8. Voici brièvement ce qui s’est passé, et discernez vous-même les coupables d’avec les innocents. Contrairement aux nouvelles lois[1], le jour des calendes de juin, les païens, sans que personne les en empêchât, célébrèrent leurs solennités sacrilèges avec une si insolente audace que rien de pareil ne s’était vu, même au temps de Julien : ils firent passer la bruyante troupe de leurs danseurs dans la rue et devant la porte même de l’église. Les clercs ayant essayé de s’opposer à quelque chose d’aussi indigne et d’aussi positivement défendu, l’église fut lapidée. Huit jours après, l’évêque ayant notifié aux magistrats de la cité les lois que chacun du reste connaissait, et les ordres donnés étant sur le point de s’exécuter, l’église fut de nouveau lapidée. Le lendemain, les nôtres, pour inspirer de la crainte aux méchants, voulurent qu’on insérât dans les actes publics ce qui s’était passé : mais on leur refusa ce droit, qui est le droit de tous ; et le même jour, comme si Dieu lui-même avait voulu répandre la terreur, la grêle tomba sur la ville comme réponse aux pierres lancées la veille. À peine eut-elle cessé, qu’une bande ennemie lança pour la troisième fois des pierres sur l’église ; elle mit le feu aux habitations ecclésiastiques et tua un serviteur de Dieu qui avait cherché inutilement à s’échapper : les autres clercs se cachèrent ou s’enfuirent comme ils purent ; l’évêque, qui était parvenu à s’enfoncer et à se ramasser dans je ne sais quel coin, où il se dérobait aux regards, y entendait des menaces de mort et des reproches de ce qu’en se cachant il rendait inutile la perpétration d’un si grand crime. Ces choses se passèrent depuis dix heures jusqu’à la nuit avancée. Nul de ceux qui pouvaient intervenir avec autorité n’essaya de réprimer ni de secourir, excepté un étranger par lequel furent délivrés plusieurs serviteurs de Dieu près de périr, et bien des objets volés, arrachés aux pillards ; l’heureuse intervention de ce seul homme a fait voir clairement que ces désordres auraient pu être aisément prévus ou arrêtés, si les citoyens et surtout les magistrats s’y étaient opposés.
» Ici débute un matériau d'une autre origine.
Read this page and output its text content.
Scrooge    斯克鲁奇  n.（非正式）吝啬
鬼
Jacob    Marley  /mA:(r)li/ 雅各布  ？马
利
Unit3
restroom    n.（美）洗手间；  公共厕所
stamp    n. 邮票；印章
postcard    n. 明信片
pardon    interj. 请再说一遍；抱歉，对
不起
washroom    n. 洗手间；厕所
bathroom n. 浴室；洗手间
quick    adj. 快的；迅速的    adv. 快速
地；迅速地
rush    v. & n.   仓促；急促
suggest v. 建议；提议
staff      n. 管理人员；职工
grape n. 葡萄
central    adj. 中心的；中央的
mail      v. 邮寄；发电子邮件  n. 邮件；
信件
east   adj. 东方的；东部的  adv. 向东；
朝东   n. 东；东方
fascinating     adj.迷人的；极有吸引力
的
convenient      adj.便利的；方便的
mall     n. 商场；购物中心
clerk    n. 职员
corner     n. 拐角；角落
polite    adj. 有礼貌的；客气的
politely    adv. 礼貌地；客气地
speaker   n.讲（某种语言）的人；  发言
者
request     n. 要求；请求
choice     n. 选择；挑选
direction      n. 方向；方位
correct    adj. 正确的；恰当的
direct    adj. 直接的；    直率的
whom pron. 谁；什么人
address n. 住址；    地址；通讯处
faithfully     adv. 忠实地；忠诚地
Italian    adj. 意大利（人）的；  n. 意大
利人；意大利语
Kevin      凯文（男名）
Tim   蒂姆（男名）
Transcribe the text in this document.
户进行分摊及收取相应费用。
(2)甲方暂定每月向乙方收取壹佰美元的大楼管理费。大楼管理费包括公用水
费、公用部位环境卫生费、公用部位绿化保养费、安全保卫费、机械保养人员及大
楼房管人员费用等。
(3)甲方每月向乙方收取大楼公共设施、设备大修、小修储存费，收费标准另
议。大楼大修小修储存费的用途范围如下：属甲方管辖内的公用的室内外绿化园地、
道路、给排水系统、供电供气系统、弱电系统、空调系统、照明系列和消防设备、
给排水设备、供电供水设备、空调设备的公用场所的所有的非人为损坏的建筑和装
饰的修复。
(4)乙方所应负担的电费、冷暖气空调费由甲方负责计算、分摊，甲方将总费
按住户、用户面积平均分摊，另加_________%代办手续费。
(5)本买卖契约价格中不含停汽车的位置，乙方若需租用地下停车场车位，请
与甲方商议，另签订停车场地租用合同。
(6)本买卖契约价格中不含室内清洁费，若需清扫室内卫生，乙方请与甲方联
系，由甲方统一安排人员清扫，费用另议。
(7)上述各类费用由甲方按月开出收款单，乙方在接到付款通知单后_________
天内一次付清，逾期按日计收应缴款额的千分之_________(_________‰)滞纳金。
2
9. Ainsi donc, dans toute cette ville, il ne s’agit pas de discerner les innocents d’avec les coupables, mais les moins coupables d’avec ceux qui ne le sont plus. La faute est légère pour ceux qui, craignant d’offenser les hommes les plus importants de la ville qu’ils savaient être ennemis de l’Église, n’ont pas osé porter secours ; mais ils sont vraiment coupables tous ceux qui, sans commettre ni inspirer ces désordres, les ont réellement voulus ; plus coupables encore ceux qui les ont commis, et très coupables ceux qui en étaient les instigateurs. Quant à ceux-ci, ne prenons point des soupçons pour la vérité ; ne cherchons pas ce qui ne pourrait se découvrir qu’à force de tourments. Pardonnons aussi à la frayeur de ceux qui ont mieux aimé prier Dieu pour l’évêque et ses serviteurs, que de s’exposer à offenser de puissants ennemis de l’Église. Mais pour ce qui est des autres, pensez-vous qu’il ne faille les atteindre par aucune peine et proposez-vous qu’on laisse impuni un si grand exemple d’horrible fureur ? Nous ne songeons pas à satisfaire à des sentiments de colère en vengeant le passé, mais nous cherchons miséricordieusement à pourvoir aux intérêts de l’avenir. Les méchants peuvent être punis par les chrétiens non-seulement avec douceur, mais encore d’une façon qui leur soit utile et salutaire. En effet, ils ont de quoi soutenir la santé de leur corps, de quoi vivre, et de quoi mal vivre. Que leur santé et leur vie demeurent sauves, afin que le repentir soit possible ; voilà ce que nous souhaitons, ce que nous demandons avec instance, autant qu’il est en nous, et même par de laborieux efforts. Mais, quant aux moyens de mal vivre, si Dieu veut les retrancher, comme des parties gangrenées et nuisibles, il punira très – miséricordieusement. S’il veut quelque chose de plus ou s’il ne permet pas même cela, c’est à lui de savoir la raison de ce dessein plus profond et sûrement plus juste ; notre soin et notre devoir, à nous, c’est d’agir dans la mesure de ce que nous découvrons, c’est de le prier qu’il bénisse notre intention d’être utile à tous, et qu’il ne nous laisse rien faire qui ne profite et à nous et à son Église il sait bien mieux que nous ce qui convient.

10. Quand dernièrement nous sommes allés à Calame

  1. La loi d’Honorius qui interdisait aux païens la célébration de leurs fêtes est du 24 novembre 407.